Canonical trace tree: invoke_agent at the top, with chat, execute_tool, and retrieval spans as children. Three reasons to adopt OTel — unified instrumentation (same pipeline as HTTP services), vendor neutrality (export to any compatible backend), and shared semantic conventions for cross-team comparison. Client-level traces are portable today; agent-level trees are converging but not yet 1:1 portable across backends.
Vendor Landscape (May 2026)
The original five have become a broader tier-1:
- LangSmith — LangChain/LangGraph default; per-trace pricing.
- Langfuse — leading open-source / self-host; broadest framework support.
- Arize (AX + Phoenix) — eval-rigor leader, strongest for RAG.
- Maxim AI — end-to-end simulation + eval + observability.
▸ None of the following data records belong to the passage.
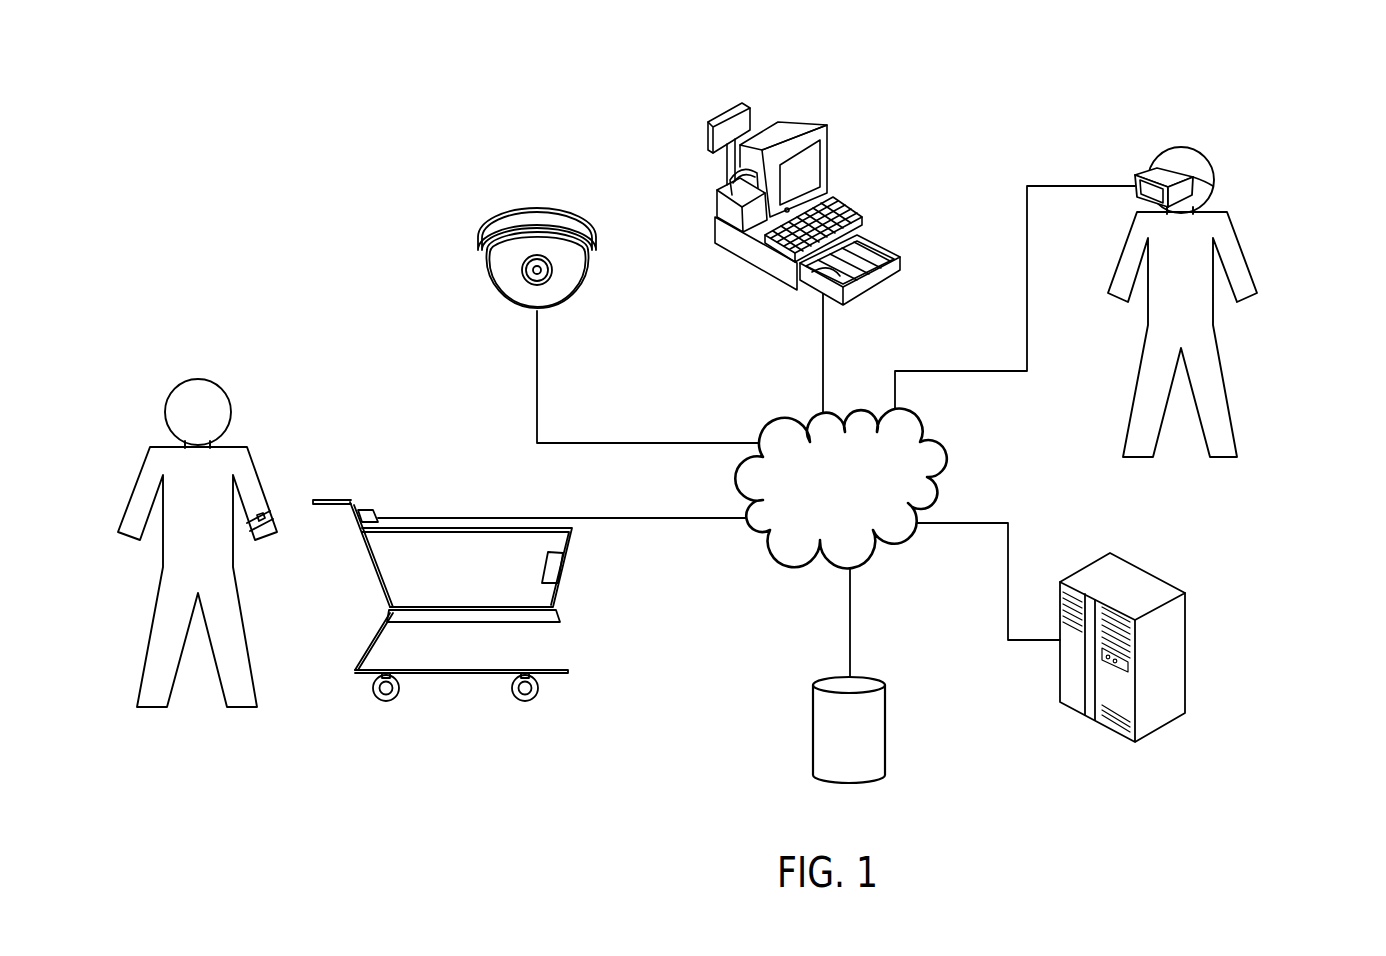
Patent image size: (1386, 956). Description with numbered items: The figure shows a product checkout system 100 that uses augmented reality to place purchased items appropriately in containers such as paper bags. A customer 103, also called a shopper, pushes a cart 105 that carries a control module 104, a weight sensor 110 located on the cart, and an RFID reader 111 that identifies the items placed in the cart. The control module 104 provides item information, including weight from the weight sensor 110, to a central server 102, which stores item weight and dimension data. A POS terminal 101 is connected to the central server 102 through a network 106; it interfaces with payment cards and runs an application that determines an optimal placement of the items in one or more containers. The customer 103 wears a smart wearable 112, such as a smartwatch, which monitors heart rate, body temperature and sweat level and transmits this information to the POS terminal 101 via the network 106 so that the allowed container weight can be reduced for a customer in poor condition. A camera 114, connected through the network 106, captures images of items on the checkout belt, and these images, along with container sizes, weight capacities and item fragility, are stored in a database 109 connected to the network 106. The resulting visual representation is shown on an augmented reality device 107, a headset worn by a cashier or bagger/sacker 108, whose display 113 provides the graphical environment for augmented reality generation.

The product checkout system 100 is at (1297, 135).
The POS terminal 101 is at (788, 122).
The central server 102 is at (1188, 655).
The customer 103 is at (197, 380).
The control module 104 is at (367, 508).
The cart 105 is at (462, 528).
The network 106 is at (938, 458).
The augmented reality device 107 is at (1142, 173).
The cashier or bagger/sacker 108 is at (1250, 265).
The database 109 is at (887, 732).
The weight sensor 110 is at (558, 620).
The RFID reader 111 is at (557, 567).
The smart wearable 112 is at (278, 523).
The display 113 is at (1135, 197).
The camera 114 is at (535, 205).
- Braintrust — production-trace-to-eval loop with PR gating.
- Helicone — proxy-based, zero-instrumentation observability.
- Galileo — sub-200ms Luna-2 eval models for online scoring.
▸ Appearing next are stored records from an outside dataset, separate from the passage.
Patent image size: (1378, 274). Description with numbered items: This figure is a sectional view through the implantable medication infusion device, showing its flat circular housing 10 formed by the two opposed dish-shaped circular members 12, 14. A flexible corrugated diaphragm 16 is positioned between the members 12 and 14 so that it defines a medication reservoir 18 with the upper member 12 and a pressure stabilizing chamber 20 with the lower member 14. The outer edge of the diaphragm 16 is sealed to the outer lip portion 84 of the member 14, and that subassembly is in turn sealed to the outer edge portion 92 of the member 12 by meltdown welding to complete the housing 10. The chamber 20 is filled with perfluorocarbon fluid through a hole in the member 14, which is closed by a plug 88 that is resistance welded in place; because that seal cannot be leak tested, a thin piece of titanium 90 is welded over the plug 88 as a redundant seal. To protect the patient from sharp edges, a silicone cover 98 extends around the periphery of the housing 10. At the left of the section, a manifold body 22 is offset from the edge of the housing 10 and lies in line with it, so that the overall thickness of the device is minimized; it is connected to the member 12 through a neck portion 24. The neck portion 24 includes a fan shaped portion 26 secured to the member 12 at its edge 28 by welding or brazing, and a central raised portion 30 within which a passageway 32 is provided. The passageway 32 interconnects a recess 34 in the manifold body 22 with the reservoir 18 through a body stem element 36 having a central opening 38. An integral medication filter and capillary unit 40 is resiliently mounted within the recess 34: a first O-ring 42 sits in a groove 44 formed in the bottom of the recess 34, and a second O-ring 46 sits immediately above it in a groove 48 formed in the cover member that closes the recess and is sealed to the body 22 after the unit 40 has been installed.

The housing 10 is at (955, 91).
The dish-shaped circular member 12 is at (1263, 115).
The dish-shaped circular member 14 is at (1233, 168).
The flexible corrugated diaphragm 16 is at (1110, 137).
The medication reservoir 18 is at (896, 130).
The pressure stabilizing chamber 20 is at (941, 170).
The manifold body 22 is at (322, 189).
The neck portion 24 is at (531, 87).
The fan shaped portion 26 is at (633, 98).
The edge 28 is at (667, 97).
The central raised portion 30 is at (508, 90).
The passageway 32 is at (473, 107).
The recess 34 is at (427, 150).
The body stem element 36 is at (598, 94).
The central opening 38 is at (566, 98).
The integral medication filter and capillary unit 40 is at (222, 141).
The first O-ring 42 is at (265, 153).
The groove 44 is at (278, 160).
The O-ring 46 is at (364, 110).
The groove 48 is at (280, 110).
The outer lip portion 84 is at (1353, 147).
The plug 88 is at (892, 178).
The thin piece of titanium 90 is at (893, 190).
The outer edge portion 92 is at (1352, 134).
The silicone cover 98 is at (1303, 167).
- W&B Weave — research/experimentation slant.
- Datadog LLM Observability — APM incumbent, first-class for GenAI.
Comet Opik still ships but has slipped in mindshare and no longer belongs at the top. Select on: OTel ingestion, replay/diff, evaluation integration, cost tracking, team workflows.
Benchmark SOTA (May 2026)
External reference points, with the current honest numbers:
| Benchmark | SOTA | Notes |
|---|---|---|
| SWE-Bench Verified | Claude Mythos Preview 93.9% / Opus 4.7 87.6% | Opus 4.5’s ~80% is well below current frontier |
| GAIA | OPS-Agentic-Search 92.36% (agent system) / 52.3% (base model) | The “90%” claim only holds for agent-system scoring |
| WebArena | OpAgent 71.6% (single-agent SOTA) / frontier models 65–69% | Human baseline ~78% |
| Tool use | ToolBench still cited; largely displaced by τ2-bench, BFCL v3, MCP-Bench, FinTrace | The standard suite has fractured |
Caveat. A 2026 UC Berkeley RDI study showed eight major agent benchmarks — SWE-Bench Verified, Terminal-Bench, WebArena, OSWorld, GAIA among them — can be gamed to near-perfect scores without solving the underlying tasks. Treat raw SOTA as orientation, not truth.
Evaluation Dimensions
End-to-end. Did the agent reach the goal, stay within boundaries, and do so under budget? Success, safety, and cost together define operational quality.
Tool use. Argument validity, correct tool selection, and recovery from failures. Instrument the execution layer to log every call — including malformed ones rejected before execution.
Efficiency. Two agents that both succeed can differ by an order of magnitude in cost and step count. Track latency, total cost per task (including retries), and step count.
Robustness. Layout changes, tool outages, ambiguous inputs. Requires adversarial evaluation — deliberate perturbations, measured impact on success rate.